Costa Maria José, Wu Xiaoqing, Cuervo Henar, Srinivasan Ruchika, Bechis Seth K, Cheang Ellen, Marjanovic Olivera, Gridley Thomas, Cvetic Christin A, Wang Rong A
Laboratory for Accelerated Vascular Research, Division of Vascular Surgery, Department of Surgery, University of California, San Francisco, CA 94143, USA.
Present address: Department of Pediatrics and Program in Regenerative Medicine, Stanford University, Stanford, CA 94305, USA.
Vasc Cell. 2013 Apr 20;5(1):7. doi: 10.1186/2045-824X-5-7.
Notch4 is a member of the Notch family of receptors that is primarily expressed in the vascular endothelial cells. Genetic deletion of Notch4 does not result in an overt phenotype in mice, thus the function of Notch4 remains poorly understood.
We examined the requirement for Notch4 in the development of breast cancer vasculature. Orthotopic transplantation of mouse mammary tumor cells wild type for Notch4 into Notch4 deficient hosts enabled us to delineate the contribution of host Notch4 independent of its function in the tumor cell compartment.

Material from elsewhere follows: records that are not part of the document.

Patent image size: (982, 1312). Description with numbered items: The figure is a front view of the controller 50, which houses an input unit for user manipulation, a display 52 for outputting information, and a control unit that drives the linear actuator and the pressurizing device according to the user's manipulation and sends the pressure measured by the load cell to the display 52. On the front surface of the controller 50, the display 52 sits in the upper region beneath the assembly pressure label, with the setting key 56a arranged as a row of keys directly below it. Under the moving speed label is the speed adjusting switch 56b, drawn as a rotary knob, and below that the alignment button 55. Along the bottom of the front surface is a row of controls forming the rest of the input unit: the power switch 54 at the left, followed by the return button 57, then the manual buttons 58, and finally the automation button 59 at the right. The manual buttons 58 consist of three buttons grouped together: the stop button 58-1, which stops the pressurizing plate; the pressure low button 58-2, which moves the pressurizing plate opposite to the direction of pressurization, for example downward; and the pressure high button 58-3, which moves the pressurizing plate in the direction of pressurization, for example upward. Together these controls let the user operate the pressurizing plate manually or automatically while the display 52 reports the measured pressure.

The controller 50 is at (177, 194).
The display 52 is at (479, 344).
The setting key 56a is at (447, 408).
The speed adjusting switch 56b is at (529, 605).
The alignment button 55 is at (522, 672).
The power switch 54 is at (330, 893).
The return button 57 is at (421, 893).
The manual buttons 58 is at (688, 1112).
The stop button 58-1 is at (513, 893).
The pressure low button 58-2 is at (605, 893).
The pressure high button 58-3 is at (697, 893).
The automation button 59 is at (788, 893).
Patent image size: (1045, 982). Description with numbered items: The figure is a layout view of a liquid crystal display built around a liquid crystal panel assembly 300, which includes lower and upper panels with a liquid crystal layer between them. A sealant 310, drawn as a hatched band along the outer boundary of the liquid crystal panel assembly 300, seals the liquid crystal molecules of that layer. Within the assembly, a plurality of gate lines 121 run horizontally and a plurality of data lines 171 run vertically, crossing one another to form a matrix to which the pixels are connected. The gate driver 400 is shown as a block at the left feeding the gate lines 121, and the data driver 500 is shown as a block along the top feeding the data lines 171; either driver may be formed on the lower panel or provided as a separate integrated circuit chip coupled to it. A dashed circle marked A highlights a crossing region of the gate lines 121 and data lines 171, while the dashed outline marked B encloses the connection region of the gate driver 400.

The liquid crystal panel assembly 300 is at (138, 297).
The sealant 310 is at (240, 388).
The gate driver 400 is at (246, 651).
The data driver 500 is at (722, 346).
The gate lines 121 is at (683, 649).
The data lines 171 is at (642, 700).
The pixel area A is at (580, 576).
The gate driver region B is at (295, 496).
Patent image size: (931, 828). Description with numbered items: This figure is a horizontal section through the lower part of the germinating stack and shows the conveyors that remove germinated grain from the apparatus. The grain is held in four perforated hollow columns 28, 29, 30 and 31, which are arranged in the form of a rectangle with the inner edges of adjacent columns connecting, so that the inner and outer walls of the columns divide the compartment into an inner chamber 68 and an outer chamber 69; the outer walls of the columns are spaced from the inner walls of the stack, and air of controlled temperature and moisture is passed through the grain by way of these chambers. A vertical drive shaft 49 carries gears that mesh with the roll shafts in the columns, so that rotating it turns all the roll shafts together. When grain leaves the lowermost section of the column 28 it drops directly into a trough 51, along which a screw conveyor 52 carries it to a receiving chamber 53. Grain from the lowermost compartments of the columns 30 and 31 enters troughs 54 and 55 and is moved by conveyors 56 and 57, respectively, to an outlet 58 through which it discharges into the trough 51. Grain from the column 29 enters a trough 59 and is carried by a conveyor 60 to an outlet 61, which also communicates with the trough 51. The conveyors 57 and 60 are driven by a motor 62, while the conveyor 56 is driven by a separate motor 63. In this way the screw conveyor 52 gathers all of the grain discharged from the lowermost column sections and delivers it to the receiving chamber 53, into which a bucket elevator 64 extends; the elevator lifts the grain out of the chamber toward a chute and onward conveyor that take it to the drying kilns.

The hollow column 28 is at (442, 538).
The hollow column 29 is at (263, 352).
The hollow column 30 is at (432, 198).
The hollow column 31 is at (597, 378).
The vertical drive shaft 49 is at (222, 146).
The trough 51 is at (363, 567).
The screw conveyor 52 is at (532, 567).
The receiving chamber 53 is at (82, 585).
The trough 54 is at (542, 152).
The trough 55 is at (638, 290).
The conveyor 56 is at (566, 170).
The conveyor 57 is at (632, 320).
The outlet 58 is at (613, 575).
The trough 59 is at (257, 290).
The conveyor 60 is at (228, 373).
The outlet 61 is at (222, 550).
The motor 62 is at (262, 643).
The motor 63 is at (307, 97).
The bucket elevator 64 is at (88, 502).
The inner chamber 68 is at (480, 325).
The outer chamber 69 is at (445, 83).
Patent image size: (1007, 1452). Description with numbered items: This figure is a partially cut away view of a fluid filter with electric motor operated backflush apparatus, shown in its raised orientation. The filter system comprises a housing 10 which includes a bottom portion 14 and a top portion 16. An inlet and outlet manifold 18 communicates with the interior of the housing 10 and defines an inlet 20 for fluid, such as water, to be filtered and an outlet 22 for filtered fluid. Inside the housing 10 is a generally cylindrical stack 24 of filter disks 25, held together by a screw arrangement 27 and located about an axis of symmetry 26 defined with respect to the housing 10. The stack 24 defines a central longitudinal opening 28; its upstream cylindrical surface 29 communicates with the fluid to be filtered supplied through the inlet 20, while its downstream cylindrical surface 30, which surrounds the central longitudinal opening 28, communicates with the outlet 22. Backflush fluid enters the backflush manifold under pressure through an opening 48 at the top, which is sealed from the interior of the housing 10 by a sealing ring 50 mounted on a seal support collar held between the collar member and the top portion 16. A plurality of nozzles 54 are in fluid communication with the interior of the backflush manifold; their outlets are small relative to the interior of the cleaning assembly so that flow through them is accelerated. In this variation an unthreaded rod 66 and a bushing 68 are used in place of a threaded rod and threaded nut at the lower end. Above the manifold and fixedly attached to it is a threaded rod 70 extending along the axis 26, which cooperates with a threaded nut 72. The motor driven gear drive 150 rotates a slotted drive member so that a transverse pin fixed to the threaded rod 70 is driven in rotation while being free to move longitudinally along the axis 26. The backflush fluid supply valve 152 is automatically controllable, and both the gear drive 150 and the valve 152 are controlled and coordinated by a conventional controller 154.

Here, we show that Notch4 expression is required for tumor onset and early tumor perfusion in a mouse model of breast cancer. We found that Notch4 expression is upregulated in mouse and human mammary tumor vasculature. Moreover, host Notch4 deficiency delayed the onset of MMTV-PyMT tumors, wild type for Notch4, after transplantation. Vessel perfusion was decreased in tumors established in Notch4-deficient hosts. Unlike in inhibition of Notch1 or Dll4, vessel density and branching in tumors developed in Notch4-deficient mice were unchanged. However, final tumor size was similar between tumors grown in wild type and Notch4 null hosts.
Our results suggest a novel role for Notch4 in the establishment of tumor colonies and vessel perfusion of transplanted mammary tumors.
Notch4是Notch受体家族的成员之一,主要在血管内皮细胞中表达。Notch4基因敲除在小鼠中并未导致明显的表型,因此Notch4的功能仍知之甚少。
我们研究了Notch4在乳腺癌血管生成中的作用。将Notch4野生型的小鼠乳腺肿瘤细胞原位移植到Notch4缺陷型宿主中,使我们能够明确宿主Notch4的作用,而不依赖于其在肿瘤细胞中的功能。
在此,我们表明在乳腺癌小鼠模型中,Notch4的表达对于肿瘤发生和早期肿瘤灌注是必需的。我们发现Notch4在小鼠和人类乳腺肿瘤血管中的表达上调。此外,宿主Notch4缺陷会延迟移植后Notch4野生型的MMTV-PyMT肿瘤的发生。Notch4缺陷型宿主中形成的肿瘤的血管灌注减少。与抑制Notch1或Dll4不同,Notch4缺陷型小鼠中形成的肿瘤的血管密度和分支没有变化。然而,野生型和Notch4基因敲除型宿主中生长的肿瘤最终大小相似。
我们的结果表明Notch4在移植乳腺肿瘤的肿瘤集落形成和血管灌注中具有新作用。